Three models have run it so far. Qwen3.6-27B leads at 60.5/65 with every one of its 65 calls machine-usable and 96.9 percent parsing with zero recovery. It swept the hostile JSON tier, including an article full of Windows paths designed to break escape handling, and was the only model to pass the email format contract all three times. Gemma-4-12B scored 54/65 at 93.8 percent usable, with a perfect extraction tier but three straight failures on that same email contract and one unrecoverable JSON response on the backslash article. Qwen3.6-35B-A3B scored 53.5/65, also with 100 percent of calls usable, at five seconds per call, three times faster than the 27B. Its points went to chronically short summaries against a stated word minimum.

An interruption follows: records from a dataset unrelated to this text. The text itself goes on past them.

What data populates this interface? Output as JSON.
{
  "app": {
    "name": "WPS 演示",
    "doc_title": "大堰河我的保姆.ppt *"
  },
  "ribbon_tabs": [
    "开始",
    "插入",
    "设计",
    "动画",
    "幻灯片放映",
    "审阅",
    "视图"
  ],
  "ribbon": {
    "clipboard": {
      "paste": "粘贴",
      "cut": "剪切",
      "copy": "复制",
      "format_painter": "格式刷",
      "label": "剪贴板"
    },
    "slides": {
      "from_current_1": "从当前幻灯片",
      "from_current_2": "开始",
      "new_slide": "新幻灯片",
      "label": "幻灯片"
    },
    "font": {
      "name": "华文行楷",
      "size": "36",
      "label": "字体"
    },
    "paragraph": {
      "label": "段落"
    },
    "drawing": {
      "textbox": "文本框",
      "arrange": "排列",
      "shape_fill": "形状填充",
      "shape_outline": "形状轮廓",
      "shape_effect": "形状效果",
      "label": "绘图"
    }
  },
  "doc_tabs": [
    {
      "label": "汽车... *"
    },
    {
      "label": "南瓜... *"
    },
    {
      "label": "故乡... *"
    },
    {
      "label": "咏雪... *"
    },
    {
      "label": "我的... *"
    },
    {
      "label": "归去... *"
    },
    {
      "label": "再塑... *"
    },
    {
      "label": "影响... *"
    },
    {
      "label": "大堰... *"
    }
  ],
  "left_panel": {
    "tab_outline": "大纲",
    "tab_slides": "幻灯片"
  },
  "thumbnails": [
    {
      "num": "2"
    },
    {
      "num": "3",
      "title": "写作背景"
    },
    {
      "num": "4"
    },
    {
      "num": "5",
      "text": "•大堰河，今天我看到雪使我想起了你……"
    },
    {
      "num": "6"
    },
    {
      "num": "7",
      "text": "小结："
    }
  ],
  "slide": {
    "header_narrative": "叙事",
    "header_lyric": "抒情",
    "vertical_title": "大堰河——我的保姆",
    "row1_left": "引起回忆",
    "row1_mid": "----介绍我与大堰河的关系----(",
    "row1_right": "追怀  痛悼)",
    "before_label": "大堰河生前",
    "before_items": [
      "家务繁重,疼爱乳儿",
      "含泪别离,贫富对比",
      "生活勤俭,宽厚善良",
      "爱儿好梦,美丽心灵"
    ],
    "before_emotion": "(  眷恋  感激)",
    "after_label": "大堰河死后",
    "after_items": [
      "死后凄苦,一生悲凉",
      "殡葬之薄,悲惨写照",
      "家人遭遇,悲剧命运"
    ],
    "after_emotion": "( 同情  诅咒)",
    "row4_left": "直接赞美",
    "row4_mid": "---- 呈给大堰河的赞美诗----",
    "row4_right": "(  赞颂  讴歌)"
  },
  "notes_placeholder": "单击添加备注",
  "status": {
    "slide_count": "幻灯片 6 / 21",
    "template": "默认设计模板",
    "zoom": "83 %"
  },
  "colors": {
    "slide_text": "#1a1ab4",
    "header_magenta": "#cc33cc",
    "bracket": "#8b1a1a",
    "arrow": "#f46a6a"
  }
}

The robustness tier produced the most interesting result. All three models ignored the embedded injection attempts in article text, except the 35B-A3B on one fixture. Its summary stayed on topic and contained none of the injected text, but the importance score it assigned came back as exactly the value a fake system message inside the article had demanded. A page setting its own ranking while being summarized is the exact failure mode that tier exists to catch. Both Qwen models also added the word diesel to a ferry story whose source never mentions fuel at all, importing the fact from world knowledge, while Gemma did not. Full details on the methodology page, scores in a new column on the models page.

Gemma-4-12B New

Gemma-4-12B is the newest result on the board. Released 2026-06-03 and run at Unsloth UD-Q8_K_XL, it lands Combined 222/285, second overall behind Gemma-4-31B at 238. It uses 13.6 GiB and posts the strongest score per parameter I have measured on this hardware.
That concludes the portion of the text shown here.